Does this mean researchers and perhaps myself should be examined for symptoms of a delusional disorder, meaning a condition where people confuse fiction with reality? Not so fast! In truth, psychosis or rather characteristics and symptoms of certain disorders are studied and utilized by many writers to create unstable characters.

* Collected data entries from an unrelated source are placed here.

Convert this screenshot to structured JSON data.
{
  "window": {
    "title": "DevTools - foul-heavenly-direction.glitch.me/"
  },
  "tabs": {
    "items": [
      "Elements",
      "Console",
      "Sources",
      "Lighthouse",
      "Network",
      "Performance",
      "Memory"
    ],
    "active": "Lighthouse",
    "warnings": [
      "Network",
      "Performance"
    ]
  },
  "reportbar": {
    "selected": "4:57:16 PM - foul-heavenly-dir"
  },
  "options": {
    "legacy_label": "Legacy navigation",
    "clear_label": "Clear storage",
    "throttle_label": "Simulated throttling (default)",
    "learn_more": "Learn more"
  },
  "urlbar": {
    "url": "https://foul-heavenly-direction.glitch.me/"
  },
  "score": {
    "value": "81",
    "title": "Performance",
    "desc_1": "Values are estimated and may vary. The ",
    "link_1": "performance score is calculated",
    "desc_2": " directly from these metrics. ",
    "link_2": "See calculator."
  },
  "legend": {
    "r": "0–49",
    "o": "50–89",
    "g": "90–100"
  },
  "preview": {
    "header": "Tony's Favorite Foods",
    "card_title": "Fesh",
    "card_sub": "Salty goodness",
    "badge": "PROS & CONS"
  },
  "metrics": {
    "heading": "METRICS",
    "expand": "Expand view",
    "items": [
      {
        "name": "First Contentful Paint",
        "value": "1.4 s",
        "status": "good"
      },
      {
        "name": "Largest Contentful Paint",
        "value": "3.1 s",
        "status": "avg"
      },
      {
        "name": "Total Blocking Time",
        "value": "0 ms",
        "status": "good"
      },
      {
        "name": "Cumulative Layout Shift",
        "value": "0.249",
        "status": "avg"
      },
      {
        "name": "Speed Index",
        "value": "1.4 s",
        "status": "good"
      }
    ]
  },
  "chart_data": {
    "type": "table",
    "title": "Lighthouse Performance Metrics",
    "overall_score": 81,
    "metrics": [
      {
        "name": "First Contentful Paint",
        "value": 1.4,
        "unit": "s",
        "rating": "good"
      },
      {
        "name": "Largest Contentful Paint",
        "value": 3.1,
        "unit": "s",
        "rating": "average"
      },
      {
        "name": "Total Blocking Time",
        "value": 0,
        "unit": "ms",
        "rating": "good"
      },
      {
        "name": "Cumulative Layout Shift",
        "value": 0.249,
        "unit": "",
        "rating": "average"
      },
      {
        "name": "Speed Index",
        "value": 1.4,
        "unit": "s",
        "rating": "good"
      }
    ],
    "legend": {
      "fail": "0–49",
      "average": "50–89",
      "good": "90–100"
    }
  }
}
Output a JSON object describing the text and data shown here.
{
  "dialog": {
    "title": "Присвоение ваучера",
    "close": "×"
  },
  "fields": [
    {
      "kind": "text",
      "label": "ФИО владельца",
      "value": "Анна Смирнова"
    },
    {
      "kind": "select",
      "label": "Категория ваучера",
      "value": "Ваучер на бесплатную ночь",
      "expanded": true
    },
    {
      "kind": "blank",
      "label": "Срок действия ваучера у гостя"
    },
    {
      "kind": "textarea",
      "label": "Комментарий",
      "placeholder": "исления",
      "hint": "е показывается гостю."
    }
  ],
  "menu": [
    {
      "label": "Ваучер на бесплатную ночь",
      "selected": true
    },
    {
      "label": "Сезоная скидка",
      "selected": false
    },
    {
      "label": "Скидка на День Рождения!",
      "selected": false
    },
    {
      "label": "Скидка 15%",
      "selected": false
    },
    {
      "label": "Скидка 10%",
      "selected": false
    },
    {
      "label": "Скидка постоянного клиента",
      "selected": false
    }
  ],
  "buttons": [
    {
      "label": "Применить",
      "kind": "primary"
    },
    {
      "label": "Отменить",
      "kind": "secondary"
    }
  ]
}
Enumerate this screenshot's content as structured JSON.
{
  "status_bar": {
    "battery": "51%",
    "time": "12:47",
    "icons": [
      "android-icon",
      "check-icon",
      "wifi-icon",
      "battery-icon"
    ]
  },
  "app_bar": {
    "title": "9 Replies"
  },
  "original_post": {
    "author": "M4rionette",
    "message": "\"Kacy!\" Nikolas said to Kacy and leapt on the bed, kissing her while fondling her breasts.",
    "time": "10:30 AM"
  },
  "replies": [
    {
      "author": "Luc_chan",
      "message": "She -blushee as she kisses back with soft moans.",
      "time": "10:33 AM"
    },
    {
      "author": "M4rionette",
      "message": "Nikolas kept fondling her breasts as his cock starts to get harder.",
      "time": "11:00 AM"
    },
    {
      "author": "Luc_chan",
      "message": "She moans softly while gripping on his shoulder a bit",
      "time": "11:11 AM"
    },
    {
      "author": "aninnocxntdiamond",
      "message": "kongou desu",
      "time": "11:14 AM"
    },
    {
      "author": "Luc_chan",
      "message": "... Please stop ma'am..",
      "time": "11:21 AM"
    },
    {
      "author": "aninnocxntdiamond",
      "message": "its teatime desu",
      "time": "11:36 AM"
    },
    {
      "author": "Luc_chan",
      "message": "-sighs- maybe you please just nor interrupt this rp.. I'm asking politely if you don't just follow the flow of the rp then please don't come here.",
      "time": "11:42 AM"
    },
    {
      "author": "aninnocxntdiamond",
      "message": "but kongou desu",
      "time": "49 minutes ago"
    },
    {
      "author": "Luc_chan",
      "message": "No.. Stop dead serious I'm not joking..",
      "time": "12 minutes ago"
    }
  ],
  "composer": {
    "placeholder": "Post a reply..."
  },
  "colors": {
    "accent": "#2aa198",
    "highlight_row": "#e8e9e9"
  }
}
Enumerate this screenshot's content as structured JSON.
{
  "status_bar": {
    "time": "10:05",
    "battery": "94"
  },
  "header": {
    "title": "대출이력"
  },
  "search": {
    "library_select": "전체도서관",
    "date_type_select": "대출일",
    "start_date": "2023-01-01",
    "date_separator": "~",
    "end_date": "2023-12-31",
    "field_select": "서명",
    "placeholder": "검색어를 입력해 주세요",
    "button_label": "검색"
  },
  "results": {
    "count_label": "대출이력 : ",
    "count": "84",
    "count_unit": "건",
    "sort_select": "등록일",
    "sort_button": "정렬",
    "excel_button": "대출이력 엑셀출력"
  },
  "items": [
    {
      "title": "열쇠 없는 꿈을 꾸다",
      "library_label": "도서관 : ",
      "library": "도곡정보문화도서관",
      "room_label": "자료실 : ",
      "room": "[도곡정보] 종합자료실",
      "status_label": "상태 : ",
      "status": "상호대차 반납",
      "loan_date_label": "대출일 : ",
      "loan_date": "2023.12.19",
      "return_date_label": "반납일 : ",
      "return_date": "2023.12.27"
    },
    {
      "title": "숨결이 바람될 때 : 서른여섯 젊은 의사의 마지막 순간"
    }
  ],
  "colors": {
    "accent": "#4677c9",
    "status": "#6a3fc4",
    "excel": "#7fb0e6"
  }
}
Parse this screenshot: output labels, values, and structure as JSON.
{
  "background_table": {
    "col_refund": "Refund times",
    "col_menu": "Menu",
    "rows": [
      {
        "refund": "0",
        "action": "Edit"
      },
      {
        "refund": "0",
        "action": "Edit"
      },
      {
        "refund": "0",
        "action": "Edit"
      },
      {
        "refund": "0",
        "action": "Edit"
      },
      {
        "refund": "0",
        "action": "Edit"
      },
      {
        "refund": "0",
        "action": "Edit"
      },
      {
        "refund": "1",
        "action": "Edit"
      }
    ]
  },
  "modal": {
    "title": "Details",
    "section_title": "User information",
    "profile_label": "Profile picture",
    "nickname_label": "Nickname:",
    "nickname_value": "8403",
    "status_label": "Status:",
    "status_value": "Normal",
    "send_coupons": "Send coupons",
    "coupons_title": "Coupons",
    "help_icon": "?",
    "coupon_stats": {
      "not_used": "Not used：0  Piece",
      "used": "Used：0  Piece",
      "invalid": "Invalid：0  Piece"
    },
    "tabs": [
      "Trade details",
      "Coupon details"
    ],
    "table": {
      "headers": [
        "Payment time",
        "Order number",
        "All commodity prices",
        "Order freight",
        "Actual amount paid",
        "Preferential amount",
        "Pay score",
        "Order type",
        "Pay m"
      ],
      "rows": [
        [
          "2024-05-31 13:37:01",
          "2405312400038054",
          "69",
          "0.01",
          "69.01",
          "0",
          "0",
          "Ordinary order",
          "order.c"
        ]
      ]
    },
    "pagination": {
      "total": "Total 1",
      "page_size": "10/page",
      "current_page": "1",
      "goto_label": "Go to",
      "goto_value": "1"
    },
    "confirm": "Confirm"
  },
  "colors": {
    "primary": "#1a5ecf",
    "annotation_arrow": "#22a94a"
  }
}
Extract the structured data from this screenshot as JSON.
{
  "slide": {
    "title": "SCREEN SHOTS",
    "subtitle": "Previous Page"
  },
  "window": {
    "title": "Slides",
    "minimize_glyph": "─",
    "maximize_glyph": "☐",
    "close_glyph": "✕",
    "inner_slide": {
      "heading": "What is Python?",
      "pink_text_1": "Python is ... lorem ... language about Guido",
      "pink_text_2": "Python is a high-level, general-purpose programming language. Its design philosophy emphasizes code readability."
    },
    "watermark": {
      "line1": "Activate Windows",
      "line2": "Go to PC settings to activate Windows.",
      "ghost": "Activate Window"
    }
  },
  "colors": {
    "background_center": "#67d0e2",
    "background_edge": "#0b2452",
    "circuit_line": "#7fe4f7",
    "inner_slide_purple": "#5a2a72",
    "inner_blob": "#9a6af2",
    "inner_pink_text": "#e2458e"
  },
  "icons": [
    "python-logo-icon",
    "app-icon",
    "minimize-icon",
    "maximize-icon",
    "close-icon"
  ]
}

Why do this? Well, for starters it aids in creating a relatable villain. You may not encounter a Dark Lord in the real world, but perhaps you know or have known someone with similar attributes. A disorder gives a glimmer of humanity and thus, provides a hint or opens the tiniest of cracks for sympathy. This sympathy leads to the sappiest of all hopes, the miniscule ideal of reform, or in the world of fiction, a happy ending. Shakespeare said stories end either in marriage or death, but what happens when you sprinkle in a pinch of psychosis? A few more options become available: timed served with possible reformation of evil ways, or a prison break, revenge, and an ensuing crime spree.